18. Jus Mangga

26 9 0
                                    


[ 18. Jus Mangga ]

Semenjak Nathania pergi meninggalkan ruangan, Firzan coba untuk mencari keberadaan gadis tersebut. Namun, ia sama sekali tidak dapat menemukan keberadaan Nathania di kantor itu. Akhirnya pria tersebut keluar dari perusahaan, mencoba mencarinya di luar gedung. Ketika langkahnya membawa menuju parkiran, Firzan melihat Nathania sedang bersandar pada sebuah mobil. Dengan segera mungkin, Firzan menghampiri.

"Nathania, ngapain kamu ada di sini?"

"Pergi!"

Firzan memutar tubuh Nathania yang membelakangi dirinya, mata mereka saling bertatapan. "Kamu marah, hm?"

"Kenapa kalian bawa dia ke sini?" Nathania mengeluarkan setetes cairan dari matanya. "Aku coba buat lupain dia, kamu tahu itu, kan!"

"Hey, dengar aku." Firzan menangkup wajah gadis di hadapannya. "Apa yang kamu benci dari Gilvano? Kamu mau lupain dia pun gak akan ada gunanya. Lebih baik kamu ngobrol sama dia, tanya kenapa selama ini dia gak temuin kamu. Dan tanya sama dia, kenapa dulu dia bisa sampai pergi dari rumah."

"Kamu gak akan dapat jawaban apapun, kalau kamu marah sama dia, kamu benci sama dia, atau bahkan coba buat lupain dia."

"Firzan aku mohon ... jangan memudahkan hal yang menurut aku susah!"

Pria itu beralih menggenggam bahu Nathania, tatapannya tak teralihkan dari gadis itu. Jari tangannya, mengusap air mata Nathania. Ia tersenyum hangat, yang mungkin akan memenangkan Nathania.

"Kamu cuma butuh waktu, Nathania."

"Aku butuh kedamaian, Zan."

Nathania memeluk Firzan, mencurahkan perasaan yang saat ini ia rasa. Gadis itu hanya mampu menangis, tak sanggup lagi untuk mengeluarkan sepatah kata. Firzan membalas pelukan Nathania, mengusap punggungnya.

Helaan nafas Firzan terdengar pelan. Ia membelai rambut Nathania seraya bertanya, "Kamu mau pergi ke mana? Biar aku antar."

Gadis itu melepas pelukannya, menatap mata orang yang berdiri di hadapannya. "Mau anterin aku ke makam ayah sama bang Gerlan?"

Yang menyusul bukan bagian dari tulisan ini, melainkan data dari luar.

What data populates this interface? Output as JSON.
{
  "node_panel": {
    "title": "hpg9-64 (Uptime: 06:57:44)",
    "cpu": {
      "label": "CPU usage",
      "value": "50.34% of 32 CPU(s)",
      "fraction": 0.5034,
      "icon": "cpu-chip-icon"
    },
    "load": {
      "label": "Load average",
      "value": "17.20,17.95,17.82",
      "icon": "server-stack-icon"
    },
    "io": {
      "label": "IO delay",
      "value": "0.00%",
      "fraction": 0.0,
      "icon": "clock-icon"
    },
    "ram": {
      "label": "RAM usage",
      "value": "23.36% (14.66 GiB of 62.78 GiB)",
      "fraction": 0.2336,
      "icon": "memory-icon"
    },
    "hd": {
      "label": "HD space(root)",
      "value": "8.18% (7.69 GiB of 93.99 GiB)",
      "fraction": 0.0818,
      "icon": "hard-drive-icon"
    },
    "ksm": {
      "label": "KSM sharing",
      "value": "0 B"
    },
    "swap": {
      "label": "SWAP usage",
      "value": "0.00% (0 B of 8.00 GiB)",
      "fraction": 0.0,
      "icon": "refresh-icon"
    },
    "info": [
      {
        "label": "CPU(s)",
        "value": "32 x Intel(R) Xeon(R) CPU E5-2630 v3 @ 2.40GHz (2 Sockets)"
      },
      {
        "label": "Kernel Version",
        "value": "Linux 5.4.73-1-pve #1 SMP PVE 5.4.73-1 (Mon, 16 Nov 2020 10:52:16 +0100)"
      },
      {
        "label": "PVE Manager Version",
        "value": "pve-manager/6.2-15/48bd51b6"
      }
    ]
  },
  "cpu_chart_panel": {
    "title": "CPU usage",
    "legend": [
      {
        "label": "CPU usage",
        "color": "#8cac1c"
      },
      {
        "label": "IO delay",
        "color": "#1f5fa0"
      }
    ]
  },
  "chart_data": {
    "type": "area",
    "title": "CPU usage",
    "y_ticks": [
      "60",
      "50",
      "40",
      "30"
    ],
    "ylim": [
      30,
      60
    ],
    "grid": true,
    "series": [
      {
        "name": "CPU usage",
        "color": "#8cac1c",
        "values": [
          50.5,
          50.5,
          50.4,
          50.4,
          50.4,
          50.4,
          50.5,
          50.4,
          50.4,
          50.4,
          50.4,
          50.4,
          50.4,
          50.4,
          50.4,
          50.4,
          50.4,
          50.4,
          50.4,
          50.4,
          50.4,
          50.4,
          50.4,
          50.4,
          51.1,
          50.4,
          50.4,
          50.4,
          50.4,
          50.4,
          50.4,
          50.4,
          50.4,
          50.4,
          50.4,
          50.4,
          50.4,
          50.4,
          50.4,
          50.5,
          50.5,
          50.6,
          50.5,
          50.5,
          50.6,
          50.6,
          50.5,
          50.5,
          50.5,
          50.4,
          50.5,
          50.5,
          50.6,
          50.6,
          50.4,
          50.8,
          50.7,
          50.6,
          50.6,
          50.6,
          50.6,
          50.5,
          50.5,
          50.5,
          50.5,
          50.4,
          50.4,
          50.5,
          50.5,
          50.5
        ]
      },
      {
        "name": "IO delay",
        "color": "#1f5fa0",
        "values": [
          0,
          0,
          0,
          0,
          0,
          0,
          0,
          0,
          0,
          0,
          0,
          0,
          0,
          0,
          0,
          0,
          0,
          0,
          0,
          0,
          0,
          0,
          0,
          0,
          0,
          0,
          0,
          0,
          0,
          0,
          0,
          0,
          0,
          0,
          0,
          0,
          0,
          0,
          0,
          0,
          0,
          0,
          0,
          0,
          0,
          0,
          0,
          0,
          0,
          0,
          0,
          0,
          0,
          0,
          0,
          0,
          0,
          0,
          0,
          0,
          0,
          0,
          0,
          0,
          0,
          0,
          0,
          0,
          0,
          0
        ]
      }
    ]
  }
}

Bibir Firzan tersenyum, ia mengangguk kecil. "Tentu, kenapa nggak?"

Dasi yang awalnya terpasang di leher Firzan, kini pria itu pasangkan untuk menutupi mata Nathania. Mereka akan pergi dengan menaiki mobil, sedangkan trauma gadis itu belum juga hilang. Firzan membantu Nathania memasuki mobil, gadis itu duduk di samping kursi pengemudi yang di tempati oleh Firzan.

Di dalam mobil, Firzan memfokuskan dirinya pada jalanan. Sekilas Nathania mencoba membuka penutup matanya, lalu dengan cepat ia tutup rapat kembali. Firzan yang menyadarinya sedikit tertawa, ia mengusap kepala Nathania.

"Jangan terlalu dipaksain Nath, kalau kamu masih trauma. Aku ngerti, pasti gak gampang buat ngilangin rasa trauma itu. Apa lagi, kejadian itu kamu alami waktu masih kecil."

"Kadang aku ngerasa capek, karena terus ingat kejadian itu. Aku pengen ngelupain apa yang pernah aku alami, tapi itu susah buat aku, Zan..."

"Karena kecelakaan itu, udah buat aku kehilangan dua orang yang paling aku sayangi di dunia ini."

"Dan sekarang, aku cuma sendirian..."

Firzan menarik Nathania, agar lebih dekat dengannya. "Kamu gak pernah sendiri, aku gak mungkin biarin kamu jalani hidup ini seorang diri. Di manapun kamu, aku pasti berusaha buat selalu ada di sisi kamu, Nathania."

"Aku beruntung, karena aku ketemu kamu sama om. Aku juga tahu, Tuhan gak mungkin biarin hambanya hidup hanya seorang diri."

"Kita gak pernah tahu, Nath. Gimana cara Tuhan, untuk membuat kita lebih kuat lagi." Firzan menatap Nathania sekilas. "Kamu adalah salah satu dari perempuan terhebat!"